The enthusiasm of the behind-the-counter staff is infectious. You can tell they just love their job and though they are at times rushed off their feet they will still make the time to describe the subtle nuances of the individual brews.
Slow Boat has ten core production beers that are brewed all year long, but according to the time of year, they add new seasonal and experimental beers regularly.
Captain’s Pale Ale is Slow Boat’s flagship beer. It’s a dark copper coloured ale made with four varieties of hops from the American Pacific Northwest and it has a pungent aroma of grapefruit – a bit like a New Zealand APA draft I tried quite recently. The official web site tells us that “Gentle effervescence and a crisp, light body with sweet malt notes balance this beer’s strong, citrusy bitterness and give it a smooth finish”.
In the past two years, the brewery has won a slew of awards including Best New Bar, Outstanding Local Craft Beer; Best Microbrewery Taproom; Best Bar Food…. the list goes on and on.
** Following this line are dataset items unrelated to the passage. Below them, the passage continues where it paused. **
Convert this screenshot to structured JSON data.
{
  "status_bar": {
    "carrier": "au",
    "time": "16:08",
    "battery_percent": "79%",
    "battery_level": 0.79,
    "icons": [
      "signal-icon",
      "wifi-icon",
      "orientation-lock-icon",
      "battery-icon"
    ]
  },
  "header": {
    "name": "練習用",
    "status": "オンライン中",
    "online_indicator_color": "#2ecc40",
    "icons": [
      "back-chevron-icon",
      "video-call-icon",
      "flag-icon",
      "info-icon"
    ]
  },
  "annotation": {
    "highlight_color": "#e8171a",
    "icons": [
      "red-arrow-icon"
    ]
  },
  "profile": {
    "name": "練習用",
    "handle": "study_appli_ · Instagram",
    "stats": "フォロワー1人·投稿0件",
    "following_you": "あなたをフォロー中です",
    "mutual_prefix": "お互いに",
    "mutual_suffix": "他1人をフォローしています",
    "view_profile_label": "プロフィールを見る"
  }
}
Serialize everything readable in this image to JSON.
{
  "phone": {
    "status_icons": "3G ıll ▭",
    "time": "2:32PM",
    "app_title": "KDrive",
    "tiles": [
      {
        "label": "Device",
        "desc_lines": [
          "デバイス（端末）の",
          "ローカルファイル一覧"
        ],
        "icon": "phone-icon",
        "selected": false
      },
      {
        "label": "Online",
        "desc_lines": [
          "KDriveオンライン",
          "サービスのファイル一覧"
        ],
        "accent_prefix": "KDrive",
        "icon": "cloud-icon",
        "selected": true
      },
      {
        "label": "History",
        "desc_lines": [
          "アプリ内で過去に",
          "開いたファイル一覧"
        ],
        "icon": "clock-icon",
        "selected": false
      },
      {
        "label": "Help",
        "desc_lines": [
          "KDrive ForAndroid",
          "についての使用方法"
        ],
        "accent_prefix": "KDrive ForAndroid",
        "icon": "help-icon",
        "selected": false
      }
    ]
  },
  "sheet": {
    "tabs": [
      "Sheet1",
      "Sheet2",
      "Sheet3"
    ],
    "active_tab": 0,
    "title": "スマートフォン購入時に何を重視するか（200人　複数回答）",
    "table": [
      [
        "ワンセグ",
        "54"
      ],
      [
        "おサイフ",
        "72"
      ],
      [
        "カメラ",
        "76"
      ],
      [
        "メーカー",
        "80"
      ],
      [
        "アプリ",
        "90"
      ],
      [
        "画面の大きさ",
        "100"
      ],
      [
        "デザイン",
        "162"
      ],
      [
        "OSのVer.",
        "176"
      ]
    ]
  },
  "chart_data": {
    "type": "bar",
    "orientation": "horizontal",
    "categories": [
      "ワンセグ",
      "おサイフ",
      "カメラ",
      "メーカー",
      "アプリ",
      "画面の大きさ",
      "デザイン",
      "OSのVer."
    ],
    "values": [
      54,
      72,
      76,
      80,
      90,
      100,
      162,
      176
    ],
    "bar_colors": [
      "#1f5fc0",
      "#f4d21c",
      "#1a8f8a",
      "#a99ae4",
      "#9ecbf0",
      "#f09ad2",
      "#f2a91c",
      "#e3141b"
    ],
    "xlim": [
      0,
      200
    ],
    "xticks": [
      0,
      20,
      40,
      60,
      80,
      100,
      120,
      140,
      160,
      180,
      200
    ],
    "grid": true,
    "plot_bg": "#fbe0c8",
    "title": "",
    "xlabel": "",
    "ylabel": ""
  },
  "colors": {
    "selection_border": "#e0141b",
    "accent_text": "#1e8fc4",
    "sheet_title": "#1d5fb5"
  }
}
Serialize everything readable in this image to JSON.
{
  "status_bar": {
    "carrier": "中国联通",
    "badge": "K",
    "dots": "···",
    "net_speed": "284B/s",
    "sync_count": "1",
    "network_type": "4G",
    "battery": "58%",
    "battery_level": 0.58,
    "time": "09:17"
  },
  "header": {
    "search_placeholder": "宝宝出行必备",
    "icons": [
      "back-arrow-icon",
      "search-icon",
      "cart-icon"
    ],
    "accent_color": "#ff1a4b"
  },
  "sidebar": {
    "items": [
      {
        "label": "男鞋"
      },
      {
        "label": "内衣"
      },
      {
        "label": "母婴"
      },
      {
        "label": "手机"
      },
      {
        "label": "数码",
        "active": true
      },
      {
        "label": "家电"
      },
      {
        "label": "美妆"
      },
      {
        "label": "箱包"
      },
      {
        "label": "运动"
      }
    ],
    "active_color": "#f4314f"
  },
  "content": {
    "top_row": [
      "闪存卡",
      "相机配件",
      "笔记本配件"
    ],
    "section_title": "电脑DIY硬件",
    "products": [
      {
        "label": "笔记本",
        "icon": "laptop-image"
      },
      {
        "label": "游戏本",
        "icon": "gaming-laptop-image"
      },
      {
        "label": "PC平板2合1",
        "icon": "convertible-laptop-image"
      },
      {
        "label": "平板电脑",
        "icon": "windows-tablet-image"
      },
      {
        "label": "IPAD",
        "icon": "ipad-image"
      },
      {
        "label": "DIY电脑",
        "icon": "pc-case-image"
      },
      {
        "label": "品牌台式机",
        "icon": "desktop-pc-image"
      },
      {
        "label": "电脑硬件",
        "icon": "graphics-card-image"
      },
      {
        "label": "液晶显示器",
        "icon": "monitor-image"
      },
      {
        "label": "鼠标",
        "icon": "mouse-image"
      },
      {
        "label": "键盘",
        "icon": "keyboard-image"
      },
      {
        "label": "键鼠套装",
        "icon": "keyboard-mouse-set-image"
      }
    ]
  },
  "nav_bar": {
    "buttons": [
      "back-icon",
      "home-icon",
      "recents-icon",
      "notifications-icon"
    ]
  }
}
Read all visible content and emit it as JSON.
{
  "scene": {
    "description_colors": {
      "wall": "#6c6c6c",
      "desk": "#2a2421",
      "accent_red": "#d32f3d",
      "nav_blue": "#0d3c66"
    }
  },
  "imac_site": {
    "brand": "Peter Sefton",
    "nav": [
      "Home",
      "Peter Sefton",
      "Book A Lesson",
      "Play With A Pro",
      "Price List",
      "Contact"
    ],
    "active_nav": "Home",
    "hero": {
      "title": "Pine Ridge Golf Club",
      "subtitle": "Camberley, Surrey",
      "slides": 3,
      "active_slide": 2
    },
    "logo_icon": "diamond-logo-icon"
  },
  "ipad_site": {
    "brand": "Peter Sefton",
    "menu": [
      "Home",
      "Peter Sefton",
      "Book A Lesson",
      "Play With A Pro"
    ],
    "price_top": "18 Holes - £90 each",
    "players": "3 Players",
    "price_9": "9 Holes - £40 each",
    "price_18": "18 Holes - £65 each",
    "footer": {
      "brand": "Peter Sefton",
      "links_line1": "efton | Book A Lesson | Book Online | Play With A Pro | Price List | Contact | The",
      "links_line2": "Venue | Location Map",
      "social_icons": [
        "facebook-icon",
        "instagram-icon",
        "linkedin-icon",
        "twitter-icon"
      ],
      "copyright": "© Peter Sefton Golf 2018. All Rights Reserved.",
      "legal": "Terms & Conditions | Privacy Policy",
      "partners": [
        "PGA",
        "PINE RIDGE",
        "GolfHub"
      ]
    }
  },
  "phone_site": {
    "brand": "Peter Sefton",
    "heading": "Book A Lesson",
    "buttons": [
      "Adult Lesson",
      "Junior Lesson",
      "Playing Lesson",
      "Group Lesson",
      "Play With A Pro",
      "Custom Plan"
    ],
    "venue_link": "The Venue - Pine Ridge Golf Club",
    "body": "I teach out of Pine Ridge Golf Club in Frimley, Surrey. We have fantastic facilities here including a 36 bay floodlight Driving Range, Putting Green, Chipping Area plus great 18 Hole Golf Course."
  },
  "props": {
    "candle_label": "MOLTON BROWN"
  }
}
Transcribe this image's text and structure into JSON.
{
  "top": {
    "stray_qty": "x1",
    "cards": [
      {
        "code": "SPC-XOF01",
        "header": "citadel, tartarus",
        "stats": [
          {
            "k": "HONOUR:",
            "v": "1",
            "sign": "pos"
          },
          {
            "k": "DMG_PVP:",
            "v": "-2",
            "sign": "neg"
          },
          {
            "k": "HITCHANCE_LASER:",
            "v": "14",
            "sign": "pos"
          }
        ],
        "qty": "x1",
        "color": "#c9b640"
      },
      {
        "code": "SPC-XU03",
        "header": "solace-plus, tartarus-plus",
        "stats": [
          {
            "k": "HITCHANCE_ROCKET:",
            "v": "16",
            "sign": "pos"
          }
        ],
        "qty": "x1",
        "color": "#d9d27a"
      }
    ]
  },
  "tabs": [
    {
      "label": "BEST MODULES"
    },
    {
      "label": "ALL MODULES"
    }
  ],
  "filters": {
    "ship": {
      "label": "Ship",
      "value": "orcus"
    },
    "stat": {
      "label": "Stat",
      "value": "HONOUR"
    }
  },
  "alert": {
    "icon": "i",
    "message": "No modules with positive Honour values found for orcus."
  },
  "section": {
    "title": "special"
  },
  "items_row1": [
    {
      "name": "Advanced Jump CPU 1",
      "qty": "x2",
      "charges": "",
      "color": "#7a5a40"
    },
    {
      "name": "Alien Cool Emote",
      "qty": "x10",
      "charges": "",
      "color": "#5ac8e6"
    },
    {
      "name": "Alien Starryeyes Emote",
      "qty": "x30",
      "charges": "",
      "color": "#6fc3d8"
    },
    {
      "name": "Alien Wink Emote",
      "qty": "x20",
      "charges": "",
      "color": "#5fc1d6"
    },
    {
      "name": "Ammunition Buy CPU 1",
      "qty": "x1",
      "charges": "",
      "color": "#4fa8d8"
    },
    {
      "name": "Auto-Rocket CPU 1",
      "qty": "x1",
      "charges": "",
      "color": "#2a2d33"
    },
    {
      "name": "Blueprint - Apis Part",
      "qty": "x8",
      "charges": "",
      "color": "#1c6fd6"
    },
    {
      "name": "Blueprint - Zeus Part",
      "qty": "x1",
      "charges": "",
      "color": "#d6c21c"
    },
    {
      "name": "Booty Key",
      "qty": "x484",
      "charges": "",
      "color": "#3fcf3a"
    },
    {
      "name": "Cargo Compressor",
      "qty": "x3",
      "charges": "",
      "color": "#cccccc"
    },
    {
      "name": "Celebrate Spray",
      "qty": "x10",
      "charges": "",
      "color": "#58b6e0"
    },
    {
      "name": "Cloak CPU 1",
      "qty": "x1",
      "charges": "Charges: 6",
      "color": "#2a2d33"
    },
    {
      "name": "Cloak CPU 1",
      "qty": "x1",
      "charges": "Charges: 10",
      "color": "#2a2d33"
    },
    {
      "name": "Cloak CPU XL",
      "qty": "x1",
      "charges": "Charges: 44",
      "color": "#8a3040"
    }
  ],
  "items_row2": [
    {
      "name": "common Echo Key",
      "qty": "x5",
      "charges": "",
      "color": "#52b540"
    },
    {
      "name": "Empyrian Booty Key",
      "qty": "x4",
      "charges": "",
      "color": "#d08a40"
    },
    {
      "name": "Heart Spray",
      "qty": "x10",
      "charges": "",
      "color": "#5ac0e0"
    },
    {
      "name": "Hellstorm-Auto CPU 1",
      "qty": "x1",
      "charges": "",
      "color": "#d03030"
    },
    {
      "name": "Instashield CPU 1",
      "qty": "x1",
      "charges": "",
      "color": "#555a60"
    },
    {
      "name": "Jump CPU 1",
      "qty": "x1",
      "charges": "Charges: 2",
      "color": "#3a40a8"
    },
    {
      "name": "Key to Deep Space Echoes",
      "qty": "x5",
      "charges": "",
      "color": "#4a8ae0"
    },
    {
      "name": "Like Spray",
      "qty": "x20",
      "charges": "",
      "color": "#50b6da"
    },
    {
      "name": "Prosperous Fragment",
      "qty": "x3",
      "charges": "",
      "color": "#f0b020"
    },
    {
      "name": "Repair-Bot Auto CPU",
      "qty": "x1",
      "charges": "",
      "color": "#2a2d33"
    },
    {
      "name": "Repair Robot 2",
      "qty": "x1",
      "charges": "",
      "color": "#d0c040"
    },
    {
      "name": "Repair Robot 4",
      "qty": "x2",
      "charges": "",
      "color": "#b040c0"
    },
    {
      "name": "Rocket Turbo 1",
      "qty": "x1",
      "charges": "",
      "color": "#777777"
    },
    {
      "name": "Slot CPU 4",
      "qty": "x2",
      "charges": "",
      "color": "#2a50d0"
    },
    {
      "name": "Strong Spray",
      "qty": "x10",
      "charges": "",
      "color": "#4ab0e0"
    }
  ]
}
You can tell a marketer has been closely involved in the project, not least by the names given to some of the brews: Monkey's Fist IPA / Malty Dog Red Ale / Oregon Steam Boat Lager / Slutty Mermaid Triple IPA / Sea Level Chocolate Stout
And if you’re not sure which one to go for (they had 19 brews on offer when I visited), you can choose samplers – five glasses for 100 kwai.
Oh… Did I mention the bar food? You’ll simply love the chips (American potatoes battered in beer) – sheer heaven in a bucket!
And the hamburgers? So good you will want to order one of each type and mix and match with your drinking buddies…
You might even be tempted by their Pickle Plate which thank goodness is explained in detail on the menu… “A whole bunch of stupid pickles…wait for it… on a plate”.
Mid week you can get some special deals on both beers and hamburgers; and on Sundays they even do a special brunch.
Not surprisingly the place is extremely popular with those in the know. On weekdays it opens at 5pm; but within a very short time there is standing room only. Because Slow Boat is located in a protected hutong, it cannot expand upwards or outwards, and spilling out into the street is also strongly discouraged. In fact the front door is so heavy and thick that not even the sound of revellers can be heard outside. This means that you need to have done your 50 press ups a day to even manage to open the door to get in!
By now, you might have got the idea that I’m mighty impressed with this place – and you’d be right. In voting it Best Overall Winner, Time Out Beijing wrote: “Our favourite microbrewery is also our pick for best bar. If you’re anything like us you picked Slow Boat because it hits every mark—a great all-rounder. Its pub grub is top-notch, offering arguably the best burgers in the city, and the service is incredibly warm and genuine; the staff always have the time to share their passion for beer if you find the selection of 12 craft brews on tap daunting. And, most importantly, the beer always comes fresh, chilled and perfectly carbonated. Slow Boat hits that sweet spot of being big enough to cope but small enough to care about the little details that make a bar truly outstanding.”